We asked local financial industry observers what they thought about the U.S. Treasury Department's latest bank-rescue plan, which commits $500 billion to $1 trillion to buy troubled loans and securities from bank' balance sheets, and here's what a half a dozen of them had to say:
John Canning, chairman of Chicago-based private equity firm Madison Dearborn Partners, is waiting to learn more about the mechanics of the program, called the Public-Private Investment Program.
"But it's pretty clear that it has gotten a favorable response by enough sophisticated investors, such as Bill Gross from Pimco, that there's going to be a lot of interest in it, and that's good," Canning said.
Gross is one of the nation's most-respected bond fund managers and chief investment officer at Pimco.
The stock market also reacted positively to Treasury's plan. The Dow Jones Industrial Average closed up 6.8 percent, or 497 points, partly due to the market's reception of the plan.
Canning, however, doubts that Madison Dearborn will participate in the plan to help get toxic assets off banks' books.
"Not that it's a bad plan, but it's probably not the kind of thing that our investors expect us to do," he said. "This is basically investing in a fixed pool of assets, and we're supposed to be investing in businesses."
It's more suitable for distressed debt funds or hedge funds, he said.
Madison Dearborn owns stakes in such companies as Great Lakes Dredge & Dock Corp., Magellan Midstream Holdings LP and Ruth's Chris Steak House Inc.
"There'll be plenty types of investors who'll be interested, but I just don't think private equity guys will be the ones that'll do it with private equity funds," Canning said.
Jack Ablin, chief investment officer for Harris Private Bank in Chicago, said bankers and private investors stand to gain the most in the program. Taxpayers do have a potential upside, but they stand to lose the most because private investors potential losses are limited, he said.
According to the Treasury, let's say a bank has been trying to sell a pool of residential mortgages with a $100 face value. The bank would approach the Federal Deposit Insurance Corp. The FDIC would then leverage the pool at a 6-to-1 debt to equity ratio and auction it.
Let's say the highest bid were $84. Of that, the new program would issue debt for $72, guaranteed by the FDIC.
The Treasury and private investors would split the $12 equity, Treasury said.
The private investor would manage the servicing of the asset pool.
"This means that private investors would be on the hook for a little more than 7 percent of the discounted purchase price of the assets," Ablin said. "Treasury is taking strong measures to ensure that private investors will come forward and snap up illiquid and troubled-bank assets that are sitting in our largest banks' digestive systems like a chimichanga fried in two-week-old oil."
One local banker agrees that the plan has an upside for banks but is questionable for taxpayers.
Treasury Secretary Timothy Geithner "wants to avoid the Japanese banks' 'Lost Decade,' the 10 years it took for those banks to get rid of their toxic assets on their own and during which time the Japanese economy came to a halt," said Robert Gecht, chief executive of Chicago-based Albany Bank & Trust. "The Treasury plan should accelerate the 'detoxification' process for large American banks, although it is still unclear what the ultimate cost will be to taxpayers."

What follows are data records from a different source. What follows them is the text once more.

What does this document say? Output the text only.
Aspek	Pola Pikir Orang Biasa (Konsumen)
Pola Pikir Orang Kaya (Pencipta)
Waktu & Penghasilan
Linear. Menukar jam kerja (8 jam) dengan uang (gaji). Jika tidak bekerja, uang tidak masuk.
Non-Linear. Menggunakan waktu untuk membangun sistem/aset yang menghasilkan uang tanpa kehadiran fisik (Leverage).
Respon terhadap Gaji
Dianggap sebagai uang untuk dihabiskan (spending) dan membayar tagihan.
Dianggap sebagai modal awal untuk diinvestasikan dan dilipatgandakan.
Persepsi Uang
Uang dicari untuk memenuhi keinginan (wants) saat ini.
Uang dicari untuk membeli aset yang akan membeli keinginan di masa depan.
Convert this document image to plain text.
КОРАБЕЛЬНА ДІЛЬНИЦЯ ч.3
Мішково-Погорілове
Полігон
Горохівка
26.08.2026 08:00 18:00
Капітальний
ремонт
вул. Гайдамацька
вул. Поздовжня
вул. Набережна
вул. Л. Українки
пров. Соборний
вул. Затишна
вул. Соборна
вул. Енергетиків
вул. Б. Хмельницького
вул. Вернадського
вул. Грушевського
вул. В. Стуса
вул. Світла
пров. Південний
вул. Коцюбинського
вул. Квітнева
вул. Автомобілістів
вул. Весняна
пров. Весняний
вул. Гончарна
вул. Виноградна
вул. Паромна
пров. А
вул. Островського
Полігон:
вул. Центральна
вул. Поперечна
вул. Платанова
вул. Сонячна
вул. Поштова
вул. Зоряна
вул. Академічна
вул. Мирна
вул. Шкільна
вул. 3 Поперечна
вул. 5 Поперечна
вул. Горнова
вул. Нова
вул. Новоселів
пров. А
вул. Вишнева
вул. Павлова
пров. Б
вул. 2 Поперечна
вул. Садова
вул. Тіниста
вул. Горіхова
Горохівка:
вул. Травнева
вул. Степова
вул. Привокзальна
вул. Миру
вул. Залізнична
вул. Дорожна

Another bank said it hopes that the Treasury's program will encourage lenders and borrowers alike.
"We're out in the market talking to customers and prospects, and they are naturally feeling a bit cautious about borrowing," said Mark Hoppe, chief executive of Rosemont-based Cole Taylor. "Though many institutions are now concerned about participating based on a somewhat negative experience with the TARP program, we hope that both the private and public sectors can align their interests and stay focused on the number one priority: turning the economy around."
Mike Moebs, economist for Moebs Services Inc., a Lake Bluff-based financial industry research firm, said one major unanswered question is whether FDIC-insured banks are the only ones eligible for the program.
"What about the 8,000 credit unions?" Moebs wonders, citing pressures on that sector. "We need to know more details soon."
Another industry observer worries that the latest plan to loosen the credit markets will favor big banks as past plans have.
"I welcome the introduction of private sector capital and competitive market forces to the federal bank bailout program," said Justin Barr, president of Loan Workout Advisers LLC, a Northbrook-based bank consulting firm.
But "I remain concerned that the money will only reach larger banks, and that community banks, which make-up a disproportionate share of the banking market in the Chicago area, will continue to bear the brunt of the crisis with no help from Uncle Sam."